Speaking to TV celeb Gary Lineker – surely the new Emma Willis? – in front of a live audience, Jo revealed what life was really like in the house. It’s down and dirty. So much worse than what we get to see on TV.

The kiss-and-tell interview proved too much for some. Why should Jo get all the attention anyway? His rush to the airwaves has been the removal of the proverbial finger in the dyke.

Since then, the quiet man of the show, Dom Raab, unexpectedly quit the house – through the front door, we’re told, and not by leaping the wall. And with him came a host of others, who viewers never really got to know in the first place.

But that’s the least of it.

We now have something not seen for years on the show: the prospect of a vote of no confidence, led by History Channel favourite, the Moggster.

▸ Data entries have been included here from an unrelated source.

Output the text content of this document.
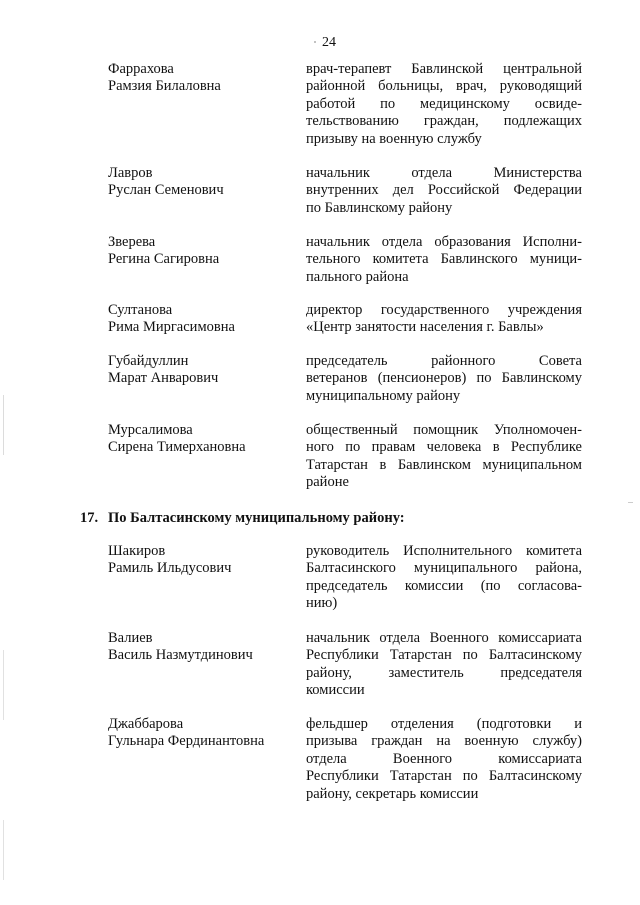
24
Фаррахова
Рамзия Билаловна
врач-терапевт Бавлинской центральной
районной больницы, врач, руководящий
работой по медицинскому освиде-
тельствованию граждан, подлежащих
призыву на военную службу
Лавров
Руслан Семенович
начальник отдела Министерства
внутренних дел Российской Федерации
по Бавлинскому району
Зверева
Регина Сагировна
начальник отдела образования Исполни-
тельного комитета Бавлинского муници-
пального района
Султанова
Рима Миргасимовна
директор государственного учреждения
«Центр занятости населения г. Бавлы»
Губайдуллин
Марат Анварович
председатель районного Совета
ветеранов (пенсионеров) по Бавлинскому
муниципальному району
Мурсалимова
Сирена Тимерхановна
общественный помощник Уполномочен-
ного по правам человека в Республике
Татарстан в Бавлинском муниципальном
районе
17. По Балтасинскому муниципальному району:
Шакиров
Рамиль Ильдусович
руководитель Исполнительного комитета
Балтасинского муниципального района,
председатель комиссии (по согласова-
нию)
Валиев
Василь Назмутдинович
начальник отдела Военного комиссариата
Республики Татарстан по Балтасинскому
району, заместитель председателя
комиссии
Джаббарова
Гульнара Фердинантовна
фельдшер отделения (подготовки и
призыва граждан на военную службу)
отдела Военного комиссариата
Республики Татарстан по Балтасинскому
району, секретарь комиссии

Blow me over with a feather. There’s hardly time to stick the kettle on. It’s all getting too much. And none of this lot were ever the bookies’ favourite to take the crown anyway.

You can’t help but worry that after last week’s riot that the other housemates think she has raided the fridge maybe one too many times.

Meanwhile, we haven’t even mentioned T-May. Everyone’s been predicting curtains for her for so long that it’s a brave bet at Ladbrokes to back her as the next eviction.

But, still, you can’t help but worry that after last week’s riot that the other housemates think she has raided the fridge maybe one too many times. If only it was reality television, but it isn’t.

It’s been said that nothing changes until something moves. And it’s all moving quickly as Britain descends into chaos and seems to fall out with itself.

The Prime Minister had to place her big bet on the table, but it leaves us in a more uncertain place than ever. The more she seeks to reassure, the more her opponents seek to undo everything she has fought so hard to achieve.

The rush to judgement has been something to observe.

The hasty vehemence and close-mindedness of her detractors says much about the absence of measured balance to debate in this deeply divided land.

Few could not be moved by the personal bravery and dogged determination that the Prime Minister has used to face down her detractors these past days. And it has at times taken on the look and feel of reality TV.

And while her enemies would have you believe that she is the political answer to Big Brother’s Nasty Nick, just when you thought she was finished she keeps coming back for more.

If this was a TV ratings game, she would be in clover. All the ingredients are there. Death-defying odds, a deal in jeopardy, surrounded on all sides. But there are jobs and futures at stake here.

The pound has been battered, business is bewildered, and our politicians seem ill-prepared to furnish the nation with the reassurance that it needs in these most uncertain of times.

What will happen in this week’s gripping episode?